Besides the technical and social advantages of using Mastodon, becoming a part of the bigger fediverse has its long-term advantages. In a blog post I wrote last year, “Why I believe the fediverse is the future,” I briefly state some of my previous arguments. However, I also make an important observation about how decentralized social networks can help sustain cultures: “It feels more likely that federated, decentralized social networks put the emphasis on fostering relationships rather than control and censorship of data, which, in turn, helps sustain cultures.” Because of my aforementioned arguments, Goucher, should it move to Mastodon, would retain the ability to focus on its community and culture rather than the concerns of censorship, globalization, and/or centralization.

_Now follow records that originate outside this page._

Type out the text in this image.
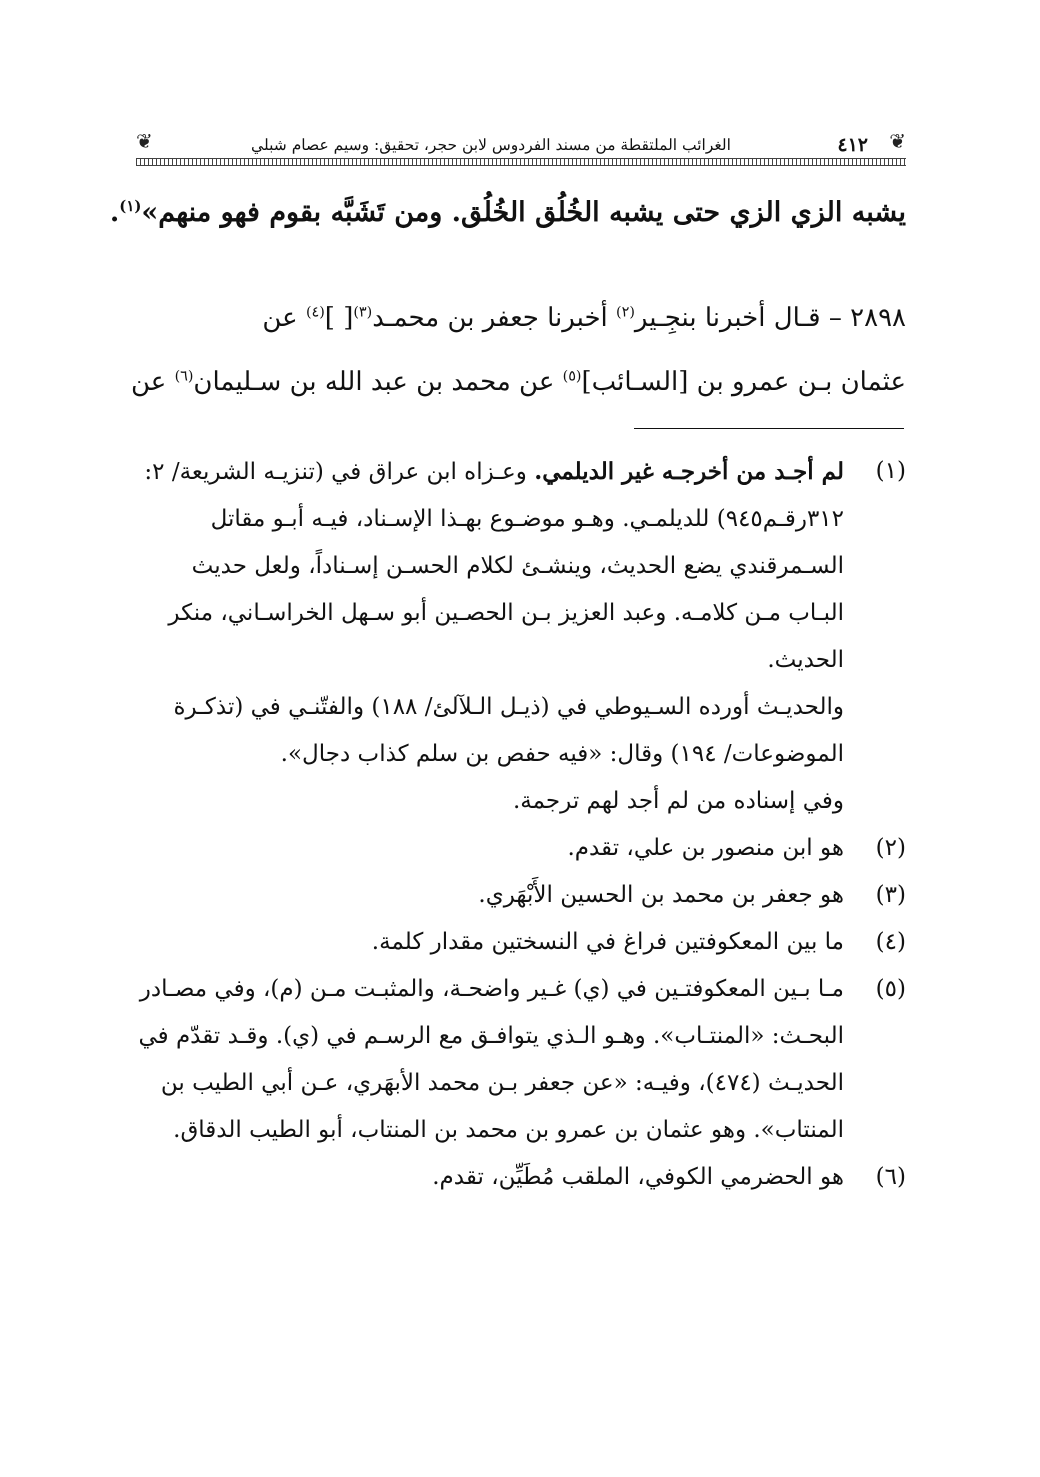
❦
٤١٢
الغرائب الملتقطة من مسند الفردوس لابن حجر، تحقيق: وسيم عصام شبلي
❦
يشبه الزي الزي حتى يشبه الخُلُق الخُلُق. ومن تَشَبَّه بقوم فهو منهم»$^{(١)}$.
٢٨٩٨ – قـال أخبرنا بنجِـير$^{(٢)}$ أخبرنا جعفر بن محمـد$^{(٣)}$[ ]$^{(٤)}$ عن
عثمان بـن عمرو بن [السـائب]$^{(٥)}$ عن محمد بن عبد الله بن سـليمان$^{(٦)}$ عن
(١)
لم أجـد من أخرجـه غير الديلمي. وعـزاه ابن عراق في (تنزيـه الشريعة/ ٢:
٣١٢رقـم٩٤٥) للديلمـي. وهـو موضـوع بهـذا الإسـناد، فيـه أبـو مقاتل
السـمرقندي يضع الحديث، وينشـئ لكلام الحسـن إسـناداً، ولعل حديث
البـاب مـن كلامـه. وعبد العزيز بـن الحصـين أبو سـهل الخراسـاني، منكر
الحديث.
والحديـث أورده السـيوطي في (ذيـل الـلآلئ/ ١٨٨) والفتّنـي في (تذكـرة
الموضوعات/ ١٩٤) وقال: «فيه حفص بن سلم كذاب دجال».
وفي إسناده من لم أجد لهم ترجمة.
(٢)
هو ابن منصور بن علي، تقدم.
(٣)
هو جعفر بن محمد بن الحسين الأَبْهَري.
(٤)
ما بين المعكوفتين فراغ في النسختين مقدار كلمة.
(٥)
مـا بـين المعكوفتـين في (ي) غـير واضحـة، والمثبـت مـن (م)، وفي مصـادر
البحـث: «المنتـاب». وهـو الـذي يتوافـق مع الرسـم في (ي). وقـد تقدّم في
الحديـث (٤٧٤)، وفيـه: «عن جعفر بـن محمد الأبهَري، عـن أبي الطيب بن
المنتاب». وهو عثمان بن عمرو بن محمد بن المنتاب، أبو الطيب الدقاق.
(٦)
هو الحضرمي الكوفي، الملقب مُطَيِّن، تقدم.
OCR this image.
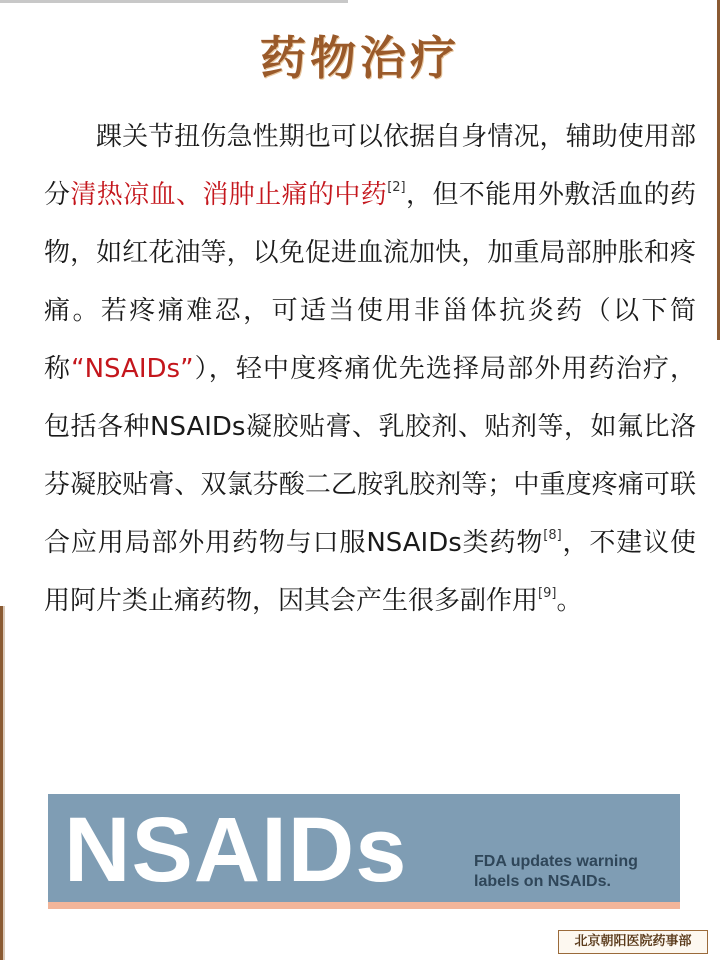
药物治疗

踝关节扭伤急性期也可以依据自身情况，辅助使用部分清热凉血、消肿止痛的中药[2]，但不能用外敷活血的药物，如红花油等，以免促进血流加快，加重局部肿胀和疼痛。若疼痛难忍，可适当使用非甾体抗炎药（以下简称“NSAIDs”），轻中度疼痛优先选择局部外用药治疗，包括各种NSAIDs凝胶贴膏、乳胶剂、贴剂等，如氟比洛芬凝胶贴膏、双氯芬酸二乙胺乳胶剂等；中重度疼痛可联合应用局部外用药物与口服NSAIDs类药物[8]，不建议使用阿片类止痛药物，因其会产生很多副作用[9]。

NSAIDs	FDA updates warning labels on NSAIDs.
北京朝阳医院药事部
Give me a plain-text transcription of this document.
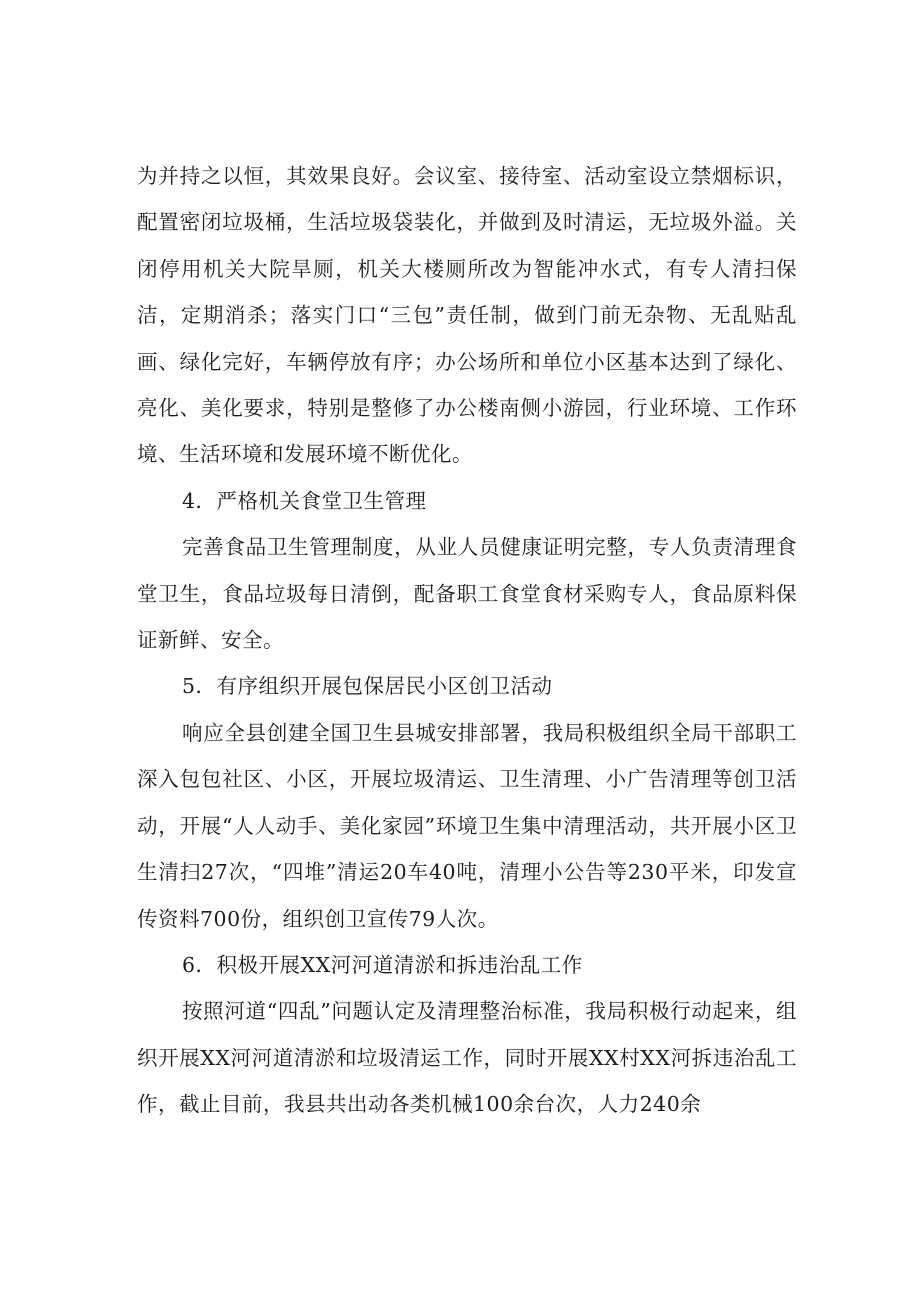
为并持之以恒，其效果良好。会议室、接待室、活动室设立禁烟标识，配置密闭垃圾桶，生活垃圾袋装化，并做到及时清运，无垃圾外溢。关闭停用机关大院旱厕，机关大楼厕所改为智能冲水式，有专人清扫保洁，定期消杀；落实门口“三包”责任制，做到门前无杂物、无乱贴乱画、绿化完好，车辆停放有序；办公场所和单位小区基本达到了绿化、亮化、美化要求，特别是整修了办公楼南侧小游园，行业环境、工作环境、生活环境和发展环境不断优化。

4．严格机关食堂卫生管理

完善食品卫生管理制度，从业人员健康证明完整，专人负责清理食堂卫生，食品垃圾每日清倒，配备职工食堂食材采购专人，食品原料保证新鲜、安全。

5．有序组织开展包保居民小区创卫活动

响应全县创建全国卫生县城安排部署，我局积极组织全局干部职工深入包包社区、小区，开展垃圾清运、卫生清理、小广告清理等创卫活动，开展“人人动手、美化家园”环境卫生集中清理活动，共开展小区卫生清扫27次，“四堆”清运20车40吨，清理小公告等230平米，印发宣传资料700份，组织创卫宣传79人次。

6．积极开展XX河河道清淤和拆违治乱工作

按照河道“四乱”问题认定及清理整治标准，我局积极行动起来，组织开展XX河河道清淤和垃圾清运工作，同时开展XX村XX河拆违治乱工作，截止目前，我县共出动各类机械100余台次，人力240余
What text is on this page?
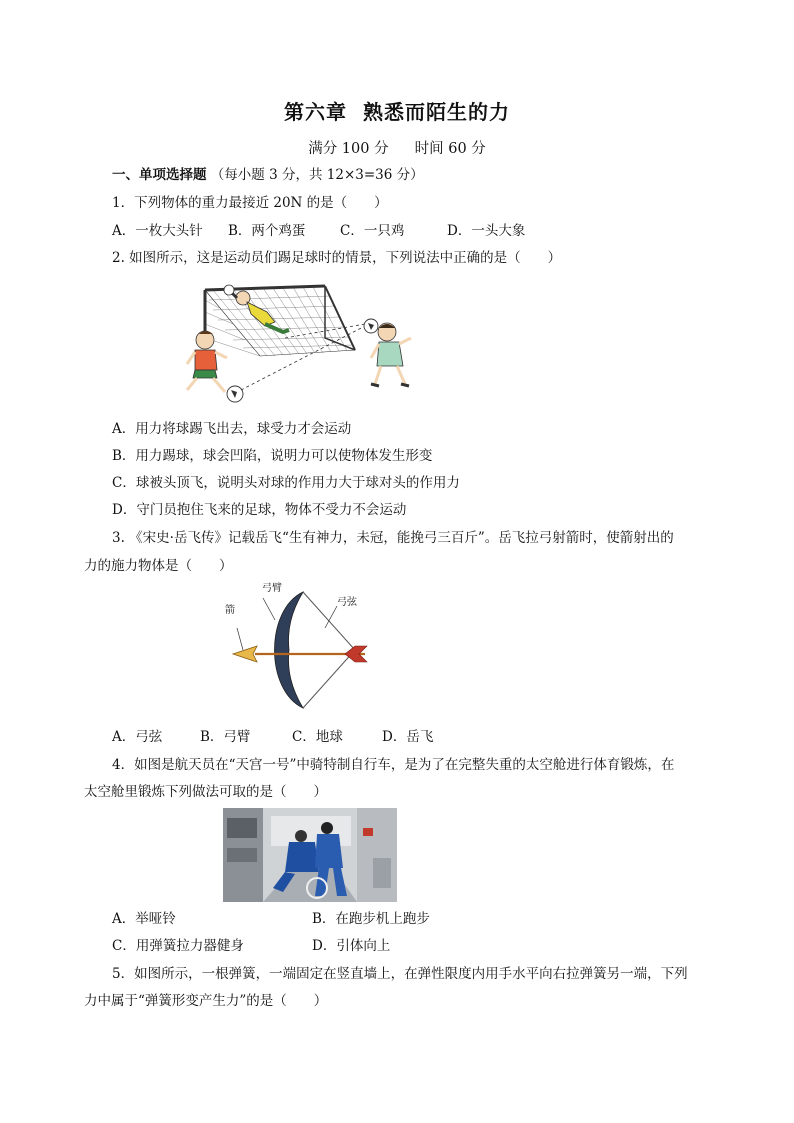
第六章 熟悉而陌生的力
满分 100 分 时间 60 分
一、单项选择题 （每小题 3 分，共 12×3=36 分）
1．下列物体的重力最接近 20N 的是（　　）
A．一枚大头针 B．两个鸡蛋	C．一只鸡	D．一头大象
2. 如图所示，这是运动员们踢足球时的情景，下列说法中正确的是（　　）
A．用力将球踢飞出去，球受力才会运动
B．用力踢球，球会凹陷，说明力可以使物体发生形变
C．球被头顶飞，说明头对球的作用力大于球对头的作用力
D．守门员抱住飞来的足球，物体不受力不会运动
3. 《宋史·岳飞传》记载岳飞“生有神力，未冠，能挽弓三百斤”。岳飞拉弓射箭时，使箭射出的
力的施力物体是（　　）
箭
弓臂
弓弦
A．弓弦	B．弓臂	C．地球	D．岳飞
4．如图是航天员在“天宫一号”中骑特制自行车，是为了在完整失重的太空舱进行体育锻炼，在
太空舱里锻炼下列做法可取的是（　　）
A．举哑铃	B．在跑步机上跑步
C．用弹簧拉力器健身	D．引体向上
5．如图所示，一根弹簧，一端固定在竖直墙上，在弹性限度内用手水平向右拉弹簧另一端，下列
力中属于“弹簧形变产生力”的是（　　）
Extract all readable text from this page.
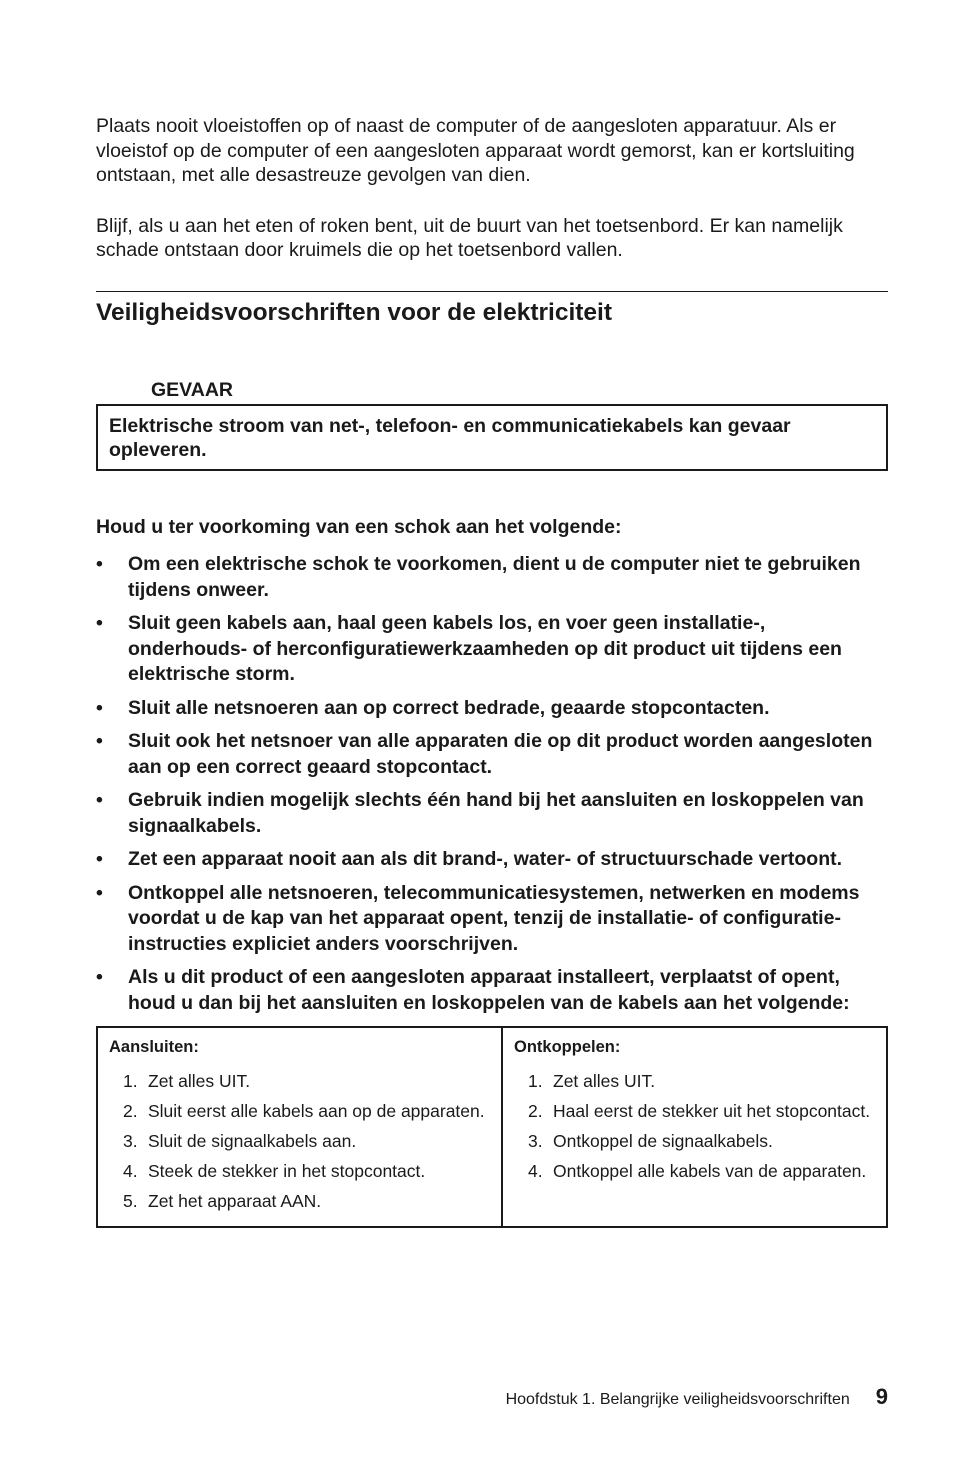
Plaats nooit vloeistoffen op of naast de computer of de aangesloten apparatuur. Als er vloeistof op de computer of een aangesloten apparaat wordt gemorst, kan er kortsluiting ontstaan, met alle desastreuze gevolgen van dien.

Blijf, als u aan het eten of roken bent, uit de buurt van het toetsenbord. Er kan namelijk schade ontstaan door kruimels die op het toetsenbord vallen.

Veiligheidsvoorschriften voor de elektriciteit
GEVAAR
Elektrische stroom van net-, telefoon- en communicatiekabels kan gevaar opleveren.
Houd u ter voorkoming van een schok aan het volgende:
• Om een elektrische schok te voorkomen, dient u de computer niet te gebruiken tijdens onweer.
• Sluit geen kabels aan, haal geen kabels los, en voer geen installatie-, onderhouds- of herconfiguratiewerkzaamheden op dit product uit tijdens een elektrische storm.
• Sluit alle netsnoeren aan op correct bedrade, geaarde stopcontacten.
• Sluit ook het netsnoer van alle apparaten die op dit product worden aangesloten aan op een correct geaard stopcontact.
• Gebruik indien mogelijk slechts één hand bij het aansluiten en loskoppelen van signaalkabels.
• Zet een apparaat nooit aan als dit brand-, water- of structuurschade vertoont.
• Ontkoppel alle netsnoeren, telecommunicatiesystemen, netwerken en modems voordat u de kap van het apparaat opent, tenzij de installatie- of configuratie-instructies expliciet anders voorschrijven.
• Als u dit product of een aangesloten apparaat installeert, verplaatst of opent, houd u dan bij het aansluiten en loskoppelen van de kabels aan het volgende:
Aansluiten:
1. Zet alles UIT.
2. Sluit eerst alle kabels aan op de apparaten.
3. Sluit de signaalkabels aan.
4. Steek de stekker in het stopcontact.
5. Zet het apparaat AAN.

Ontkoppelen:
1. Zet alles UIT.
2. Haal eerst de stekker uit het stopcontact.
3. Ontkoppel de signaalkabels.
4. Ontkoppel alle kabels van de apparaten.
Hoofdstuk 1. Belangrijke veiligheidsvoorschriften 9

News outlets are already making us aware of these issues, too. Many have published articles about Facebook’s recent privacy issues, including the scandal regarding their enterprise Facebook Research app that Apple pulled off their store. Examples include Recode in their article titled “Apple says it’s banning Facebook’s research app that collects users’ personal information,” CNN with “Apple says Facebook’s controversial market research app violated its policies,” and even The Verge with “The fallout from Facebook’s controversial research app.” Given these circumstances, it’s easy to see how some are making the migration over to Mastodon and the fediverse.
I’d like to make myself clear on my stance on use of networks like Mastodon at Goucher: I am not saying that we should completely abandon networks like Facebook, Twitter, etc. in favor of Mastodon. Most of the world still relies on those networks to connect with family and friends and will probably not migrate right away. Rather, I am proposing that we take a step in supporting an open community that isn’t entirely governed by a single company by hosting instances of Mastodon, PeerTube, PixelFed, etc. Though we cannot guarantee that everyone will migrate to this universe, or fediverse, in this case, we can at least show our support for projects like this. Mastodon currently has over a million users from different instances all over the globe, so it already has established itself in the social network space. However, it is up to us to decide whether we want to have social networks that work for us by us instead of the other way around.